In our study, there were 4 cases with total severity score 1–5, 20 cases of total severity score 6–10, 6 cases of total severity score 11–15, and no cases in between 16 and 20 total severity score (Table 3).

Chung et al. did a study on 21 cases of COVID-19 and found the total lung severity score ranged from 0 (in the three normal CT examinations) to a maximum of 19, with a mean score of 9.9. The patient with the highest lung severity score was admitted to the intensive care unit [22].

Li et al. assessed the total severity score of COVID-19 patients; they found that TSS for diagnosing severe-critical type was 0.918. The TSS cutoff of 7.5 had 82.6% sensitivity and 100% specificity [31].

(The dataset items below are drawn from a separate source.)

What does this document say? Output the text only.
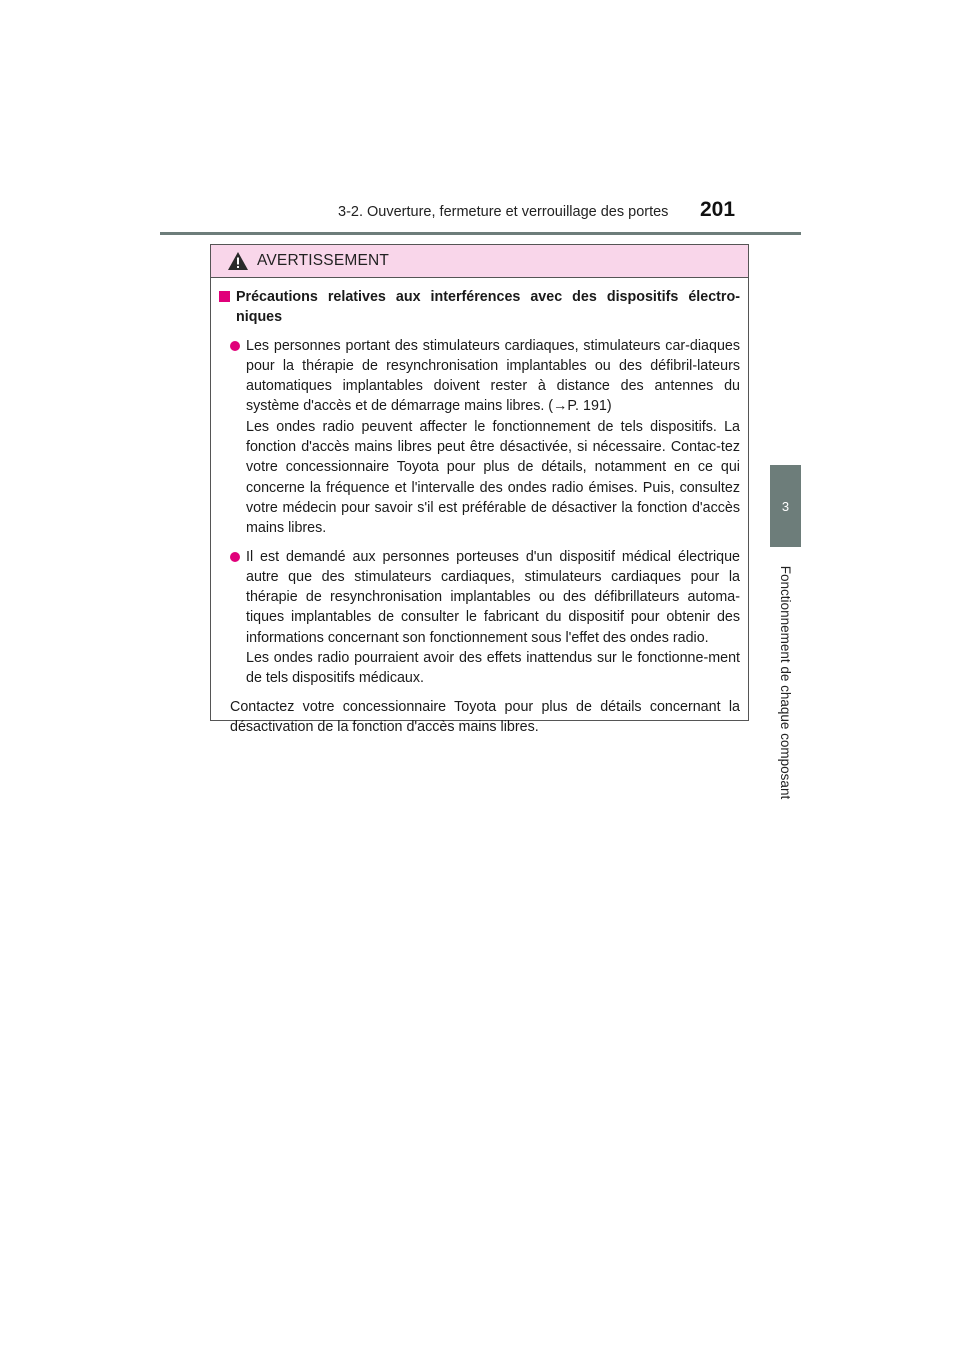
3-2. Ouverture, fermeture et verrouillage des portes 201
3
Fonctionnement de chaque composant
AVERTISSEMENT
Précautions relatives aux interférences avec des dispositifs électro-niques

Les personnes portant des stimulateurs cardiaques, stimulateurs car-diaques pour la thérapie de resynchronisation implantables ou des défibril-lateurs automatiques implantables doivent rester à distance des antennes du système d'accès et de démarrage mains libres. (→P. 191)

Les ondes radio peuvent affecter le fonctionnement de tels dispositifs. La fonction d'accès mains libres peut être désactivée, si nécessaire. Contac-tez votre concessionnaire Toyota pour plus de détails, notamment en ce qui concerne la fréquence et l'intervalle des ondes radio émises. Puis, consultez votre médecin pour savoir s'il est préférable de désactiver la fonction d'accès mains libres.

Il est demandé aux personnes porteuses d'un dispositif médical électrique autre que des stimulateurs cardiaques, stimulateurs cardiaques pour la thérapie de resynchronisation implantables ou des défibrillateurs automa-tiques implantables de consulter le fabricant du dispositif pour obtenir des informations concernant son fonctionnement sous l'effet des ondes radio.

Les ondes radio pourraient avoir des effets inattendus sur le fonctionne-ment de tels dispositifs médicaux.

Contactez votre concessionnaire Toyota pour plus de détails concernant la désactivation de la fonction d'accès mains libres.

The limitations of our study were the small sample size, lack of pediatric cases, and lack of follow-up as well as no lung tissue biopsies were done for histopathologic correlation. There were a limited number of studies done on COVID-19; furthermore, our study was limited to the articles published in English.

We recommend follow-up CT for the patients with prior infection to monitor pulmonary squeal of the disease.

Conclusion

CT imaging findings of COVID-19 can help in early and accurate diagnosis of COVID-19 and proper assessment of the severity of the disease.